Il nuovo romanzo di Francesca Sabatini, intitolato Epifania. Storia di un risveglio, pubblicato da Kimerik, affronta un tema di grande attualità e rilevanza sociale: il narcisismo patologico. Con una narrazione che si snoda attraverso le esperienze della protagonista, Elisabetta, il libro esplora le dinamiche subdole e distruttive delle relazioni tossiche, offrendo uno spaccato della fragilità umana e del percorso verso la consapevolezza.

Presentato anche nella sala stampa della Camera dei Deputati, il romanzo si propone come un racconto di riscatto per coloro che hanno vissuto o stanno vivendo relazioni abusive. Sabatini dedica il suo lavoro a chi, purtroppo, non è ancora consapevole della propria situazione, sottolineando che il narcisismo non è solo una questione di vanità, ma un disturbo complesso che può sfociare in comportamenti psicopatici.

Nel libro, la psicologa e psicoterapeuta Alessandra Volpe Brinzaglia, che ha scritto l’introduzione, evidenzia come il narcisismo patologico si manifesti attraverso un processo di isolamento e svalutazione della vittima, portando a una profonda crisi dell’autostima. Le vittime, spesso brillanti e empatiche, si ritrovano intrappolate in un ciclo di disumanizzazione e vergogna, incapaci di riconoscere il proprio valore.
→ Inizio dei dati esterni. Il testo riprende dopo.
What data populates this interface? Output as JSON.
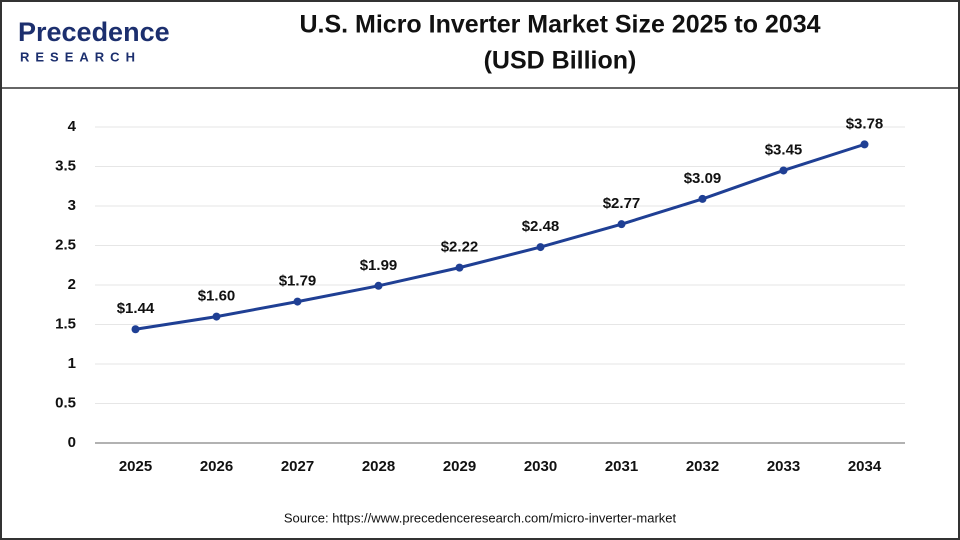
{
  "logo": {
    "name": "Precedence",
    "tagline": "RESEARCH"
  },
  "source": "Source: https://www.precedenceresearch.com/micro-inverter-market",
  "chart_data": {
    "type": "line",
    "title": "U.S. Micro Inverter Market Size 2025 to 2034",
    "subtitle": "(USD Billion)",
    "categories": [
      "2025",
      "2026",
      "2027",
      "2028",
      "2029",
      "2030",
      "2031",
      "2032",
      "2033",
      "2034"
    ],
    "values": [
      1.44,
      1.6,
      1.79,
      1.99,
      2.22,
      2.48,
      2.77,
      3.09,
      3.45,
      3.78
    ],
    "value_labels": [
      "$1.44",
      "$1.60",
      "$1.79",
      "$1.99",
      "$2.22",
      "$2.48",
      "$2.77",
      "$3.09",
      "$3.45",
      "$3.78"
    ],
    "color": "#1f3f94",
    "ylim": [
      0,
      4
    ],
    "yticks": [
      0,
      0.5,
      1,
      1.5,
      2,
      2.5,
      3,
      3.5,
      4
    ],
    "grid": true
  }
}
Il romanzo non si limita a descrivere il fenomeno, ma offre anche strumenti per riconoscerlo e affrontarlo. Sabatini invita i lettori a comprendere le dinamiche relazionali che possono portare a situazioni di abuso, sottolineando che il primo passo per interrompere il ciclo dell’abuso è la consapevolezza. La narrazione di Elisabetta diventa così un simbolo di speranza e di rinascita, un invito a riscoprire la propria forza interiore.

In un intervento incluso nel volume, l’avvocato Maria Luisa Bortolozzi sottolinea l’importanza di questo percorso di crescita personale, invitando i lettori a riconoscere il proprio valore intrinseco, indipendentemente dalla presenza di un partner. La frase “io sono, io valgo, con o senza di lui o lei” diventa un mantra liberatorio, un richiamo a un sano egoismo che può rivelarsi salvifico.
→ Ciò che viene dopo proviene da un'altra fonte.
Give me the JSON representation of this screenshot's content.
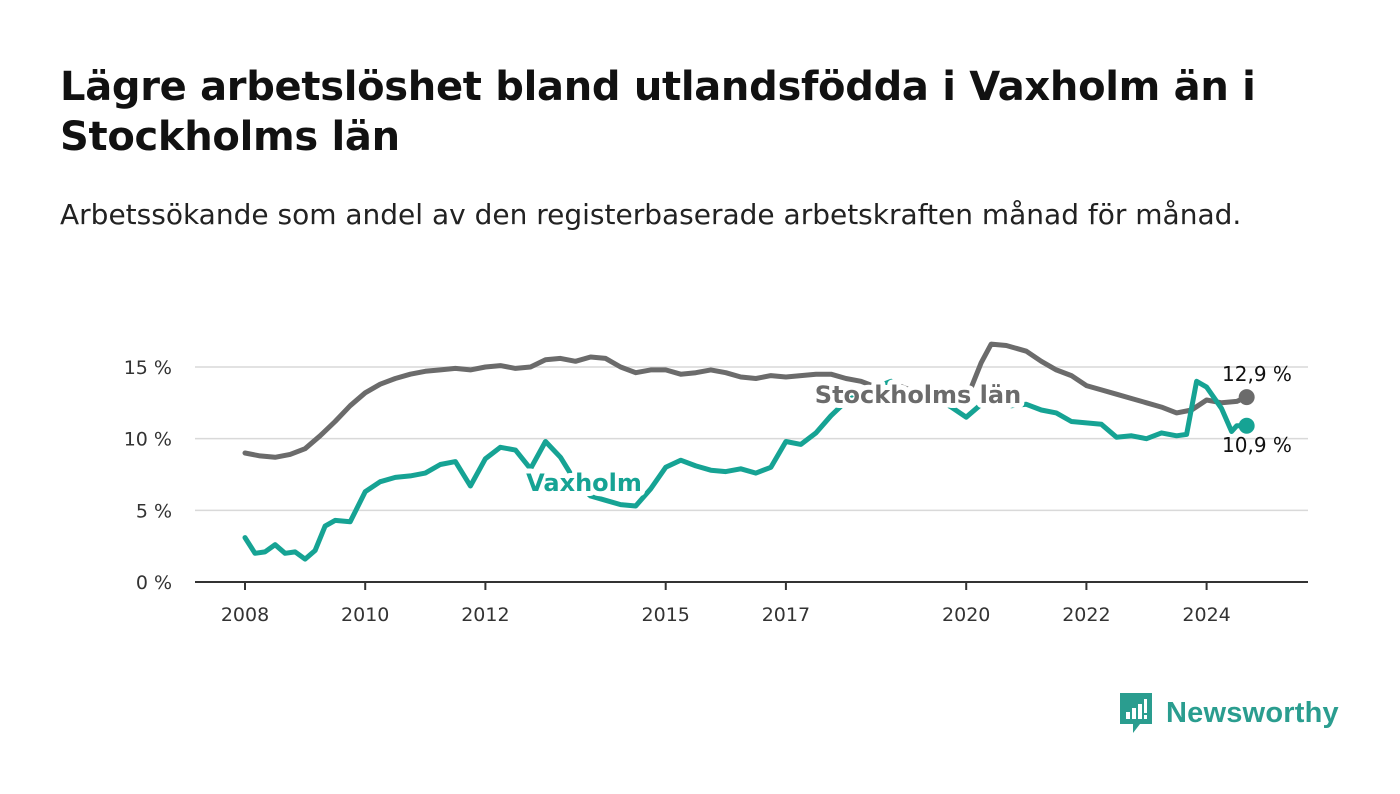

In conclusione, Epifania. Storia di un risveglio non è solo un romanzo, ma un’opera che si propone di dare voce a chi vive in silenzio, offrendo una luce di speranza a chi si trova intrappolato in relazioni tossiche. Un libro che invita alla riflessione e alla consapevolezza, fondamentale per chiunque desideri comprendere meglio le dinamiche del narcisismo e il proprio valore.